Quand la science frappe à la porte de la Constitution
Kinshasa, 15 juin 2026. Le débat sur la réforme constitutionnelle en République démocratique du Congo quitte les seuls terrains politique et institutionnel pour investir les amphithéâtres universitaires. À l’occasion de la clôture du colloque scientifique national consacré à l’évaluation de la Constitution du 18 février 2006, vingt ans après son adoption, la ministre de l’Enseignement supérieur, Recherche scientifique et Innovation, la professeure Marie-Thérèse Sombo, a plaidé pour une loi fondamentale davantage tournée vers la science, l’innovation et l’économie du savoir.
Selon les informations publiées par Radio Okapi, la ministre estime que le développement durable de la RDC passe désormais par une modernisation du cadre constitutionnel encadrant la recherche et l’enseignement supérieur.
Le savoir à l’étroit dans le texte fondamental
Dans une intervention remarquée, la professeure Sombo a lancé une formule forte :
« Aucune nation ne se développe sans science et aucune science ne prospère sans une Constitution qui la protège. »
Pour la ministre, la Constitution de 2006 demeure une référence importante, mais elle ne répond plus entièrement aux exigences d’un monde dominé par l’innovation technologique, la compétitivité académique et la production des connaissances.
Elle considère notamment que le texte ne distingue pas suffisamment l’enseignement supérieur des autres cycles éducatifs.
L’université en quête d’ailes
Au cœur de son plaidoyer figure la question de l’autonomie universitaire. Marie-Thérèse Sombo déplore un système où les établissements d’enseignement supérieur demeurent fortement dépendants du pouvoir central.
« Les universités sont sans autonomie constitutionnelle et la science n’a pas vraiment sa place », a-t-elle regretté.
Selon elle, cette situation limite la capacité des universités congolaises à innover, à attirer des investissements scientifiques et à répondre efficacement aux défis du développement national.
Une Constitution pour le siècle du savoir
La ministre appelle ainsi à enrichir plusieurs dispositions constitutionnelles relatives à l’éducation, à la recherche scientifique et à l’innovation.
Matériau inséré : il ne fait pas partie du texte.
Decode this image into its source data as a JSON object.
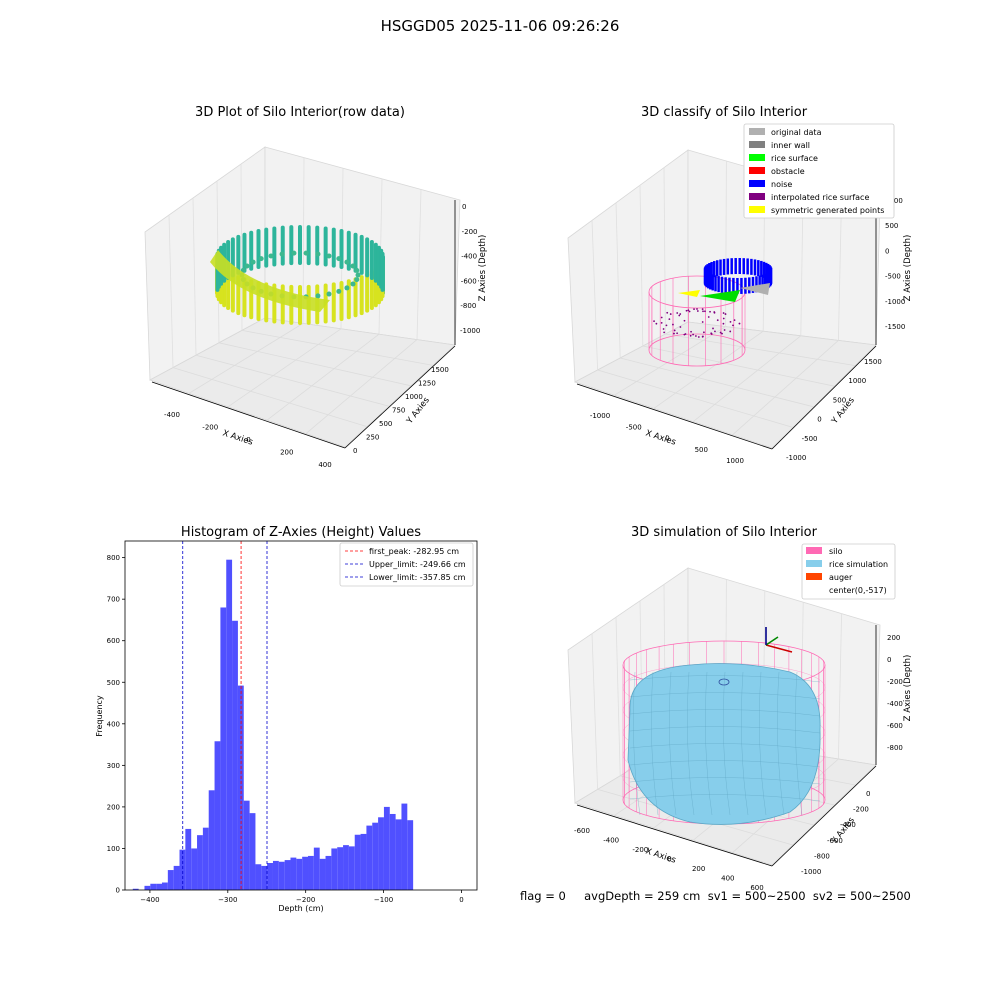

Les articles 43, 45 et 46 sont particulièrement visés, en raison de leur portée jugée insuffisante face aux mutations contemporaines.
Au-delà d’une simple réforme juridique, son intervention révèle une ambition plus vaste : faire de la connaissance un levier stratégique de souveraineté nationale. Comme l’affirmait le physicien Albert Einstein : « L’imagination est plus importante que le savoir, car le savoir est limité. »
Dans une économie mondiale où la richesse se mesure de plus en plus en brevets, en innovations et en capacités scientifiques, la RDC se trouve face à un choix historique. Réformer la Constitution pour mieux protéger la science ou risquer de rester à la périphérie de la révolution du savoir. Et comme le rappelait Francis Bacon, père de la pensée scientifique moderne : « Le savoir est pouvoir. » Une formule qui résonne aujourd’hui comme un véritable programme de transformation nationale.